I think GVN is relatively well-positioned to do this, because while GVN does add the mapping to the leader table (this part wouldn’t be safe), the actual replacement mostly relies on replaceDominatedUsesWith(), so it would be viable to check there whether a given use is only used in icmp/ptrtoint (looking through select/phi).

I’m not sure whether this will cover all regressions, but it’s worth a try.

I was not suggesting that randomization helps, randomization points out the futility of trying.

I was pointing out that ::
A) a compiler is free to allocate variables any way it wants (random included), and
B) the programmer is not at liberty to assume some data-placement ordering, and
C) languages generally imply doing these things enter UB territory, and
D) accessing beyond the end of arrays is dangerous.
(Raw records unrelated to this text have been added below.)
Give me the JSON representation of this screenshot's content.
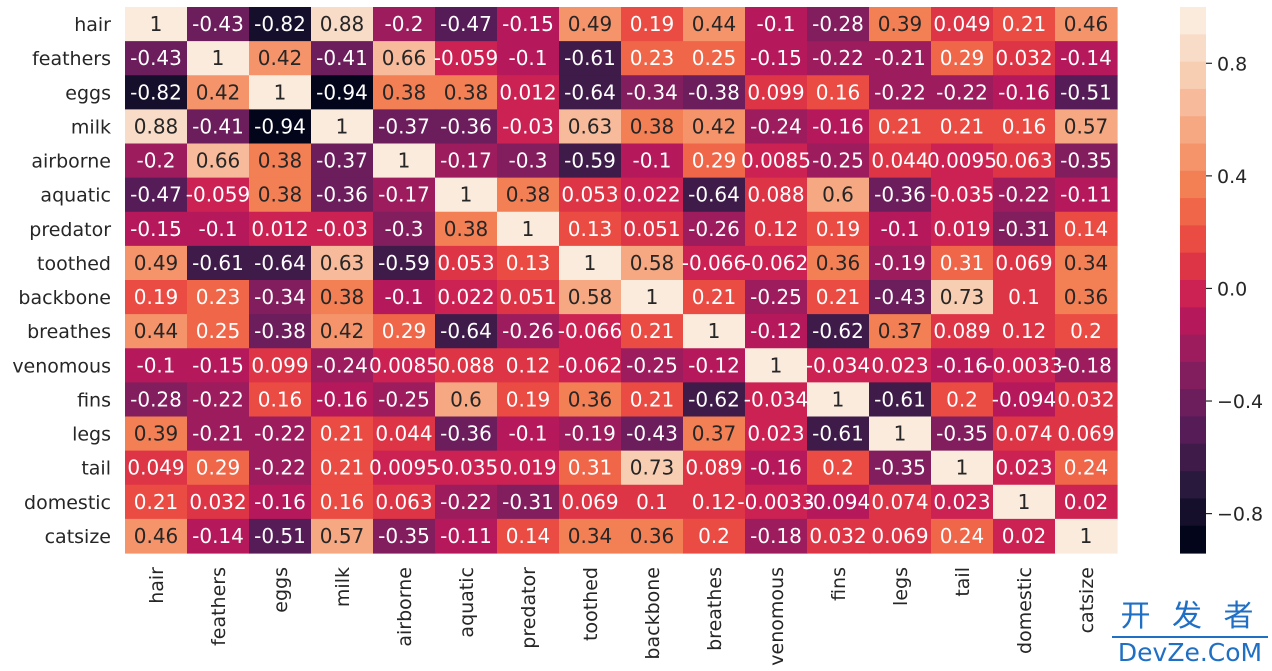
{
  "chart_data": {
    "type": "heatmap",
    "title": "",
    "xlabel": "",
    "ylabel": "",
    "labels": [
      "hair",
      "feathers",
      "eggs",
      "milk",
      "airborne",
      "aquatic",
      "predator",
      "toothed",
      "backbone",
      "breathes",
      "venomous",
      "fins",
      "legs",
      "tail",
      "domestic",
      "catsize"
    ],
    "values": [
      [
        1,
        -0.43,
        -0.82,
        0.88,
        -0.2,
        -0.47,
        -0.15,
        0.49,
        0.19,
        0.44,
        -0.1,
        -0.28,
        0.39,
        0.049,
        0.21,
        0.46
      ],
      [
        -0.43,
        1,
        0.42,
        -0.41,
        0.66,
        -0.059,
        -0.1,
        -0.61,
        0.23,
        0.25,
        -0.15,
        -0.22,
        -0.21,
        0.29,
        0.032,
        -0.14
      ],
      [
        -0.82,
        0.42,
        1,
        -0.94,
        0.38,
        0.38,
        0.012,
        -0.64,
        -0.34,
        -0.38,
        0.099,
        0.16,
        -0.22,
        -0.22,
        -0.16,
        -0.51
      ],
      [
        0.88,
        -0.41,
        -0.94,
        1,
        -0.37,
        -0.36,
        -0.03,
        0.63,
        0.38,
        0.42,
        -0.24,
        -0.16,
        0.21,
        0.21,
        0.16,
        0.57
      ],
      [
        -0.2,
        0.66,
        0.38,
        -0.37,
        1,
        -0.17,
        -0.3,
        -0.59,
        -0.1,
        0.29,
        0.0085,
        -0.25,
        0.044,
        0.0095,
        0.063,
        -0.35
      ],
      [
        -0.47,
        -0.059,
        0.38,
        -0.36,
        -0.17,
        1,
        0.38,
        0.053,
        0.022,
        -0.64,
        0.088,
        0.6,
        -0.36,
        -0.035,
        -0.22,
        -0.11
      ],
      [
        -0.15,
        -0.1,
        0.012,
        -0.03,
        -0.3,
        0.38,
        1,
        0.13,
        0.051,
        -0.26,
        0.12,
        0.19,
        -0.1,
        0.019,
        -0.31,
        0.14
      ],
      [
        0.49,
        -0.61,
        -0.64,
        0.63,
        -0.59,
        0.053,
        0.13,
        1,
        0.58,
        -0.066,
        -0.062,
        0.36,
        -0.19,
        0.31,
        0.069,
        0.34
      ],
      [
        0.19,
        0.23,
        -0.34,
        0.38,
        -0.1,
        0.022,
        0.051,
        0.58,
        1,
        0.21,
        -0.25,
        0.21,
        -0.43,
        0.73,
        0.1,
        0.36
      ],
      [
        0.44,
        0.25,
        -0.38,
        0.42,
        0.29,
        -0.64,
        -0.26,
        -0.066,
        0.21,
        1,
        -0.12,
        -0.62,
        0.37,
        0.089,
        0.12,
        0.2
      ],
      [
        -0.1,
        -0.15,
        0.099,
        -0.24,
        0.0085,
        0.088,
        0.12,
        -0.062,
        -0.25,
        -0.12,
        1,
        -0.034,
        0.023,
        -0.16,
        -0.0033,
        -0.18
      ],
      [
        -0.28,
        -0.22,
        0.16,
        -0.16,
        -0.25,
        0.6,
        0.19,
        0.36,
        0.21,
        -0.62,
        -0.034,
        1,
        -0.61,
        0.2,
        -0.094,
        0.032
      ],
      [
        0.39,
        -0.21,
        -0.22,
        0.21,
        0.044,
        -0.36,
        -0.1,
        -0.19,
        -0.43,
        0.37,
        0.023,
        -0.61,
        1,
        -0.35,
        0.074,
        0.069
      ],
      [
        0.049,
        0.29,
        -0.22,
        0.21,
        0.0095,
        -0.035,
        0.019,
        0.31,
        0.73,
        0.089,
        -0.16,
        0.2,
        -0.35,
        1,
        0.023,
        0.24
      ],
      [
        0.21,
        0.032,
        -0.16,
        0.16,
        0.063,
        -0.22,
        -0.31,
        0.069,
        0.1,
        0.12,
        -0.0033,
        -0.094,
        0.074,
        0.023,
        1,
        0.02
      ],
      [
        0.46,
        -0.14,
        -0.51,
        0.57,
        -0.35,
        -0.11,
        0.14,
        0.34,
        0.36,
        0.2,
        -0.18,
        0.032,
        0.069,
        0.24,
        0.02,
        1
      ]
    ],
    "annotations": [
      [
        "1",
        "-0.43",
        "-0.82",
        "0.88",
        "-0.2",
        "-0.47",
        "-0.15",
        "0.49",
        "0.19",
        "0.44",
        "-0.1",
        "-0.28",
        "0.39",
        "0.049",
        "0.21",
        "0.46"
      ],
      [
        "-0.43",
        "1",
        "0.42",
        "-0.41",
        "0.66",
        "-0.059",
        "-0.1",
        "-0.61",
        "0.23",
        "0.25",
        "-0.15",
        "-0.22",
        "-0.21",
        "0.29",
        "0.032",
        "-0.14"
      ],
      [
        "-0.82",
        "0.42",
        "1",
        "-0.94",
        "0.38",
        "0.38",
        "0.012",
        "-0.64",
        "-0.34",
        "-0.38",
        "0.099",
        "0.16",
        "-0.22",
        "-0.22",
        "-0.16",
        "-0.51"
      ],
      [
        "0.88",
        "-0.41",
        "-0.94",
        "1",
        "-0.37",
        "-0.36",
        "-0.03",
        "0.63",
        "0.38",
        "0.42",
        "-0.24",
        "-0.16",
        "0.21",
        "0.21",
        "0.16",
        "0.57"
      ],
      [
        "-0.2",
        "0.66",
        "0.38",
        "-0.37",
        "1",
        "-0.17",
        "-0.3",
        "-0.59",
        "-0.1",
        "0.29",
        "0.0085",
        "-0.25",
        "0.044",
        "0.0095",
        "0.063",
        "-0.35"
      ],
      [
        "-0.47",
        "-0.059",
        "0.38",
        "-0.36",
        "-0.17",
        "1",
        "0.38",
        "0.053",
        "0.022",
        "-0.64",
        "0.088",
        "0.6",
        "-0.36",
        "-0.035",
        "-0.22",
        "-0.11"
      ],
      [
        "-0.15",
        "-0.1",
        "0.012",
        "-0.03",
        "-0.3",
        "0.38",
        "1",
        "0.13",
        "0.051",
        "-0.26",
        "0.12",
        "0.19",
        "-0.1",
        "0.019",
        "-0.31",
        "0.14"
      ],
      [
        "0.49",
        "-0.61",
        "-0.64",
        "0.63",
        "-0.59",
        "0.053",
        "0.13",
        "1",
        "0.58",
        "-0.066",
        "-0.062",
        "0.36",
        "-0.19",
        "0.31",
        "0.069",
        "0.34"
      ],
      [
        "0.19",
        "0.23",
        "-0.34",
        "0.38",
        "-0.1",
        "0.022",
        "0.051",
        "0.58",
        "1",
        "0.21",
        "-0.25",
        "0.21",
        "-0.43",
        "0.73",
        "0.1",
        "0.36"
      ],
      [
        "0.44",
        "0.25",
        "-0.38",
        "0.42",
        "0.29",
        "-0.64",
        "-0.26",
        "-0.066",
        "0.21",
        "1",
        "-0.12",
        "-0.62",
        "0.37",
        "0.089",
        "0.12",
        "0.2"
      ],
      [
        "-0.1",
        "-0.15",
        "0.099",
        "-0.24",
        "0.0085",
        "0.088",
        "0.12",
        "-0.062",
        "-0.25",
        "-0.12",
        "1",
        "-0.034",
        "0.023",
        "-0.16",
        "-0.0033",
        "-0.18"
      ],
      [
        "-0.28",
        "-0.22",
        "0.16",
        "-0.16",
        "-0.25",
        "0.6",
        "0.19",
        "0.36",
        "0.21",
        "-0.62",
        "-0.034",
        "1",
        "-0.61",
        "0.2",
        "-0.094",
        "0.032"
      ],
      [
        "0.39",
        "-0.21",
        "-0.22",
        "0.21",
        "0.044",
        "-0.36",
        "-0.1",
        "-0.19",
        "-0.43",
        "0.37",
        "0.023",
        "-0.61",
        "1",
        "-0.35",
        "0.074",
        "0.069"
      ],
      [
        "0.049",
        "0.29",
        "-0.22",
        "0.21",
        "0.0095",
        "-0.035",
        "0.019",
        "0.31",
        "0.73",
        "0.089",
        "-0.16",
        "0.2",
        "-0.35",
        "1",
        "0.023",
        "0.24"
      ],
      [
        "0.21",
        "0.032",
        "-0.16",
        "0.16",
        "0.063",
        "-0.22",
        "-0.31",
        "0.069",
        "0.1",
        "0.12",
        "-0.0033",
        "-0.094",
        "0.074",
        "0.023",
        "1",
        "0.02"
      ],
      [
        "0.46",
        "-0.14",
        "-0.51",
        "0.57",
        "-0.35",
        "-0.11",
        "0.14",
        "0.34",
        "0.36",
        "0.2",
        "-0.18",
        "0.032",
        "0.069",
        "0.24",
        "0.02",
        "1"
      ]
    ],
    "colorbar": {
      "range": [
        -0.94,
        1
      ],
      "ticks": [
        0.8,
        0.4,
        0.0,
        -0.4,
        -0.8
      ],
      "tick_labels": [
        "0.8",
        "0.4",
        "0.0",
        "−0.4",
        "−0.8"
      ],
      "levels": 20
    },
    "colormap": [
      "#03051a",
      "#2b1b3f",
      "#5a1c5a",
      "#8a1e5f",
      "#c2185a",
      "#e83f3f",
      "#f3784c",
      "#f6a47d",
      "#f8ccb0",
      "#faebdd"
    ]
  },
  "watermark": {
    "line1": "开 发 者",
    "line2": "DevZe.CoM"
  }
}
Which leads me to believe that the miniscule gain optimizing these is likely outweighed by the dangers in chasing down all the boundary conditions that make the optimization pliable.

There was an update in ⚙ D143129 [GVN] Restrict equality propagation for pointers to conditionally enable pointer replacements.
The idea was that, for ops that don’t care pointer provenance (e.g., pointer comparison), we could freely replace pointers as LLVM was doing before.
A link to the updated llvm-test-suite result is written at here: ⚙ D143129 [GVN] Restrict equality propagation for pointers

The number of unoptimized .ll files decreased to ~20% from the baseline, which is nice!
Also, the llvm-test-suite IR diffs show that buggy pointer replacements that might introduce undefined behavior happened in practice. For example, GVN is currently replacing this replacement in 82.ll:

  %call103 = tail call ptr @encodingLine(ptr noundef %messageIn) #17
  %22 = load ptr, ptr %t_next, align 8, !tbaa !30
  %cmp105 = icmp eq ptr %call103, %22
  br i1 %cmp105, label %if.then107, label %do.cond

if.then107:
  %23 = load ptr, ptr %22, align 8, !tbaa !28 // Replacing %22 with %call103 is illegal, but GVN is doing this

GVN was replacing %22 at the last load with %call103 which is a return value of call @encodingLine. This is illegal because %call103 could be an out-of-bounds pointer whereas %22 wasn’t.
@encodingLine does not have a function body as well as meaningful attributes, so inboundness of %call103 cannot be inferred.
This patch fixes the bug, which is good.

There are still corner cases where pointer replacement could be soundly performed, which might require implementation of complicated analysis.
There might also be missing cases that running llvm-test-suite could not cover.

Does anyone have idea about when we can declare that this patch is good enough?
Should we listen to performance issue reports after the bug fix patch is finally accepted, probably for a long enough period?